ZOBACZ WIDEO: Gol sezonu?! To co zrobił można oglądać godzinami

Nie posłuchała go. Przyjechała zobaczyć swój pierwszy mecz w życiu. Przebyła daleką drogę z Niemiec do Anglii. Nie mogła zrozumieć, dlaczego mąż jej wnuczki nie zagra. Przed spotkaniem zrobiła sobie z nim pamiątkowe zdjęcie. Niesamowity doping, rodzina na trybunach, a on grzać będzie ławę. Nie mógł być zadowolony. Raz na sto, może sto pięćdziesiąt przypadków zdarza się, że na skutek kontuzji pierwszego bramkarza rezerwowy golkiper musi wejść na boisko. Debiut w 1997 roku to spełnienie marzeń. Urodzony w Kolonii 26-letni zawodnik zagrał w jednej z najlepszych lig na świecie. Nie byłoby w tym nic dziwnego, gdyby nie to, że był to jego… pierwszy profesjonalny mecz w karierze.

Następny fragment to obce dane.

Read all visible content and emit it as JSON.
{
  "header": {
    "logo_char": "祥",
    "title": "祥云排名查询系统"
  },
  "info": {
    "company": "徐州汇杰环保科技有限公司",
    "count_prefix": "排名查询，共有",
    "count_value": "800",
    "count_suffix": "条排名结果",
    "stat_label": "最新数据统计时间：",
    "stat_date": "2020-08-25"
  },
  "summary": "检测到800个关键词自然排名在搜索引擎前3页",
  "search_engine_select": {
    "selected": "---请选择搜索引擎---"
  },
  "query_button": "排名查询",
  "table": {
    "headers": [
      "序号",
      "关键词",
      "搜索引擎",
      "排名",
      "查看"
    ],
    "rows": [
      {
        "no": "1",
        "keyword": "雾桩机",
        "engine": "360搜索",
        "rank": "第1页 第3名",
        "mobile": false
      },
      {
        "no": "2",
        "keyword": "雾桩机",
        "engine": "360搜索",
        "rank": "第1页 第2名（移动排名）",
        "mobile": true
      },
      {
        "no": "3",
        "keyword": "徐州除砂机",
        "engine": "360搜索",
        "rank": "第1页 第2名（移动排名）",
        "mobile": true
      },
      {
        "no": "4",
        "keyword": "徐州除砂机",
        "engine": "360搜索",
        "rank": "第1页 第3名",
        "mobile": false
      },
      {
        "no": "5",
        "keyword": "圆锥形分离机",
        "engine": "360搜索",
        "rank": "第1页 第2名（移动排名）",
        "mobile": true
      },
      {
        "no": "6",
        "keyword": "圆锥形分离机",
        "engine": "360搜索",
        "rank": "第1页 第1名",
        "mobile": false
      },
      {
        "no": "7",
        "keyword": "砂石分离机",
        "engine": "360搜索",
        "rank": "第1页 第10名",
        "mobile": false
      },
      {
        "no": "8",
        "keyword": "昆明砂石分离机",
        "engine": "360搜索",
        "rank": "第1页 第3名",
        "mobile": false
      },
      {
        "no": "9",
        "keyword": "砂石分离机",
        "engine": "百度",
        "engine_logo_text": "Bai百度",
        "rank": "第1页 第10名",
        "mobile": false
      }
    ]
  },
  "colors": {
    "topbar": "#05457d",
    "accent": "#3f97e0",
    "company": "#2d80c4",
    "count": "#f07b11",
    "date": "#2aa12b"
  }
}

Od początku. Po dotarciu na stadion Lars spokojnie rozsiadł się na ławce, czyli w swoim ulubionym miejscu. Myślał, że po raz kolejny spędzi na niej 90 minut. W trakcie spotkania pomocnik Boltonu, Jamie Pollock, zderzył się z Davidem Watsonem. Bramkarz od razu padł na ziemię. Stadion zamarł, wszyscy czekali, aż golkiper gospodarzy da oznaki życia. Na murawę wbiegli lekarze, zabierając Davida na noszach. To była ta chwila. Jedna na sto, czy tam sto pięćdziesiąt.

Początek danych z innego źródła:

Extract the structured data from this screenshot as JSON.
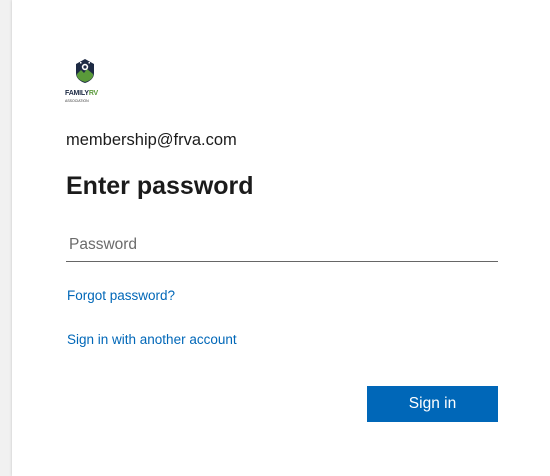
{
  "logo": {
    "name_part1": "FAMILY",
    "name_part2": "RV",
    "sub": "ASSOCIATION",
    "brand_dark": "#1d2a44",
    "brand_green": "#5a9a3a"
  },
  "account": {
    "email": "membership@frva.com"
  },
  "form": {
    "title": "Enter password",
    "password_placeholder": "Password",
    "forgot_label": "Forgot password?",
    "other_account_label": "Sign in with another account",
    "signin_label": "Sign in"
  },
  "colors": {
    "accent": "#0067b8",
    "text": "#1b1b1b"
  }
}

"Powiedziałem sobie: „Pełny stadion, a Ty jesteś bramkarzem profesjonalnego zespołu. To moment, o którym marzyłeś przez całe swoje życie”. Ale wiadomo, nie byłem zadowolony. Miałem tremę. Tak, tremę… zamurowało mnie. Kiedy Watson leżał na ziemi, moją pierwszą myślą było: „Przestań, wstań, proszę podnieś się!”. Starałem też motywować samego siebie: „Nie zepsuj tego Lars!”. A później znowu wracały myśli: „Watson, wstań!”. One biegały tak, jak ja podczas mojej rozgrzewki. Udawałem, że się rozciągam, ale w ogóle nie mogłem tego zrobić. Kolana się pode mną uginały. Machałem rękami, aby pokazać kibicom, że wszystko jest ok. Wtedy nie mogłem nawet zawiązać butów. Czułem, że wszyscy na mnie patrzą.

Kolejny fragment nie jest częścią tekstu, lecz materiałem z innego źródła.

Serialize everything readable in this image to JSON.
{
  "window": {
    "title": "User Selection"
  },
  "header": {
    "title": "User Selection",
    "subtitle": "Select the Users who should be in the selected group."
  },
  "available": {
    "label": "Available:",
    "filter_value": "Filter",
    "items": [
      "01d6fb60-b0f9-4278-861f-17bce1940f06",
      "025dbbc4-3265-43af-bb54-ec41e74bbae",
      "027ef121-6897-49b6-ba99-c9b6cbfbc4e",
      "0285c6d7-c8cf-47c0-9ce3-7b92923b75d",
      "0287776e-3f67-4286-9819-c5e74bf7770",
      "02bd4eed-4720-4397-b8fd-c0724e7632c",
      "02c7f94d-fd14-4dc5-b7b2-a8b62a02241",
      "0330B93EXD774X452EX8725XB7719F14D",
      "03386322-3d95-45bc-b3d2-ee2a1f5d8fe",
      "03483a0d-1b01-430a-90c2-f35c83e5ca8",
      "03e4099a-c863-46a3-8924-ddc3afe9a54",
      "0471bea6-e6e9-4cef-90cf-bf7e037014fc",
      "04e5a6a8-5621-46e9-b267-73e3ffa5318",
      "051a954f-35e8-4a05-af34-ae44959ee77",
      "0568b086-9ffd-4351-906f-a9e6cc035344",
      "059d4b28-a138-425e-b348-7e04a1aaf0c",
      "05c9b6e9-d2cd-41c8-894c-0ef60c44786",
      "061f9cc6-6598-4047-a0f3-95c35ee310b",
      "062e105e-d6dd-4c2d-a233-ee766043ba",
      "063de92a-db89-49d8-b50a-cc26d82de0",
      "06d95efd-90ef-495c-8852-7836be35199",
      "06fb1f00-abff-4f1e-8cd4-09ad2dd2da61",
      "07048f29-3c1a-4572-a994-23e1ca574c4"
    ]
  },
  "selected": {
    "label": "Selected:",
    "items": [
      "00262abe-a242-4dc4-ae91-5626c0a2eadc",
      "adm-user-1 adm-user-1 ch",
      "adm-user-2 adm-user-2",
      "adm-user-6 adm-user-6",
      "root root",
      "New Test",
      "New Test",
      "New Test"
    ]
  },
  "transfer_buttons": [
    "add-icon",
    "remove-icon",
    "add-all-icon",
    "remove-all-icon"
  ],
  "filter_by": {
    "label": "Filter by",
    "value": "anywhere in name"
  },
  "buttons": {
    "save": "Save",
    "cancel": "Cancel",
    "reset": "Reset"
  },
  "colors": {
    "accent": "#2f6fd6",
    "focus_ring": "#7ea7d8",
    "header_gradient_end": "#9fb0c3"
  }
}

Lars stanął przy linii boiska, a wszyscy zaczęli wykrzykiwać: Leeece, Leeece, Leeece.

"Chciałem być jak tygrys. Toni Schumacher, mój idol z dzieciństwa mówił: „Bramkarz to duży kot, który łapie piłkę tak, jakby łapał swoją zdobycz”.

Kiedy napastnik reprezentacji Macedonii, Gorgi Christow, wyprowadził Barnsley na prowadzenie na początku drugiej połowy, to Bolton zaczął śmielej atakować bramkę Larsa. Jego żona za każdym razem, kiedy widziała szarżę przeciwników wołała: Nie pozwól zdobyć im bramki, nie pozwól zdobyć im bramki.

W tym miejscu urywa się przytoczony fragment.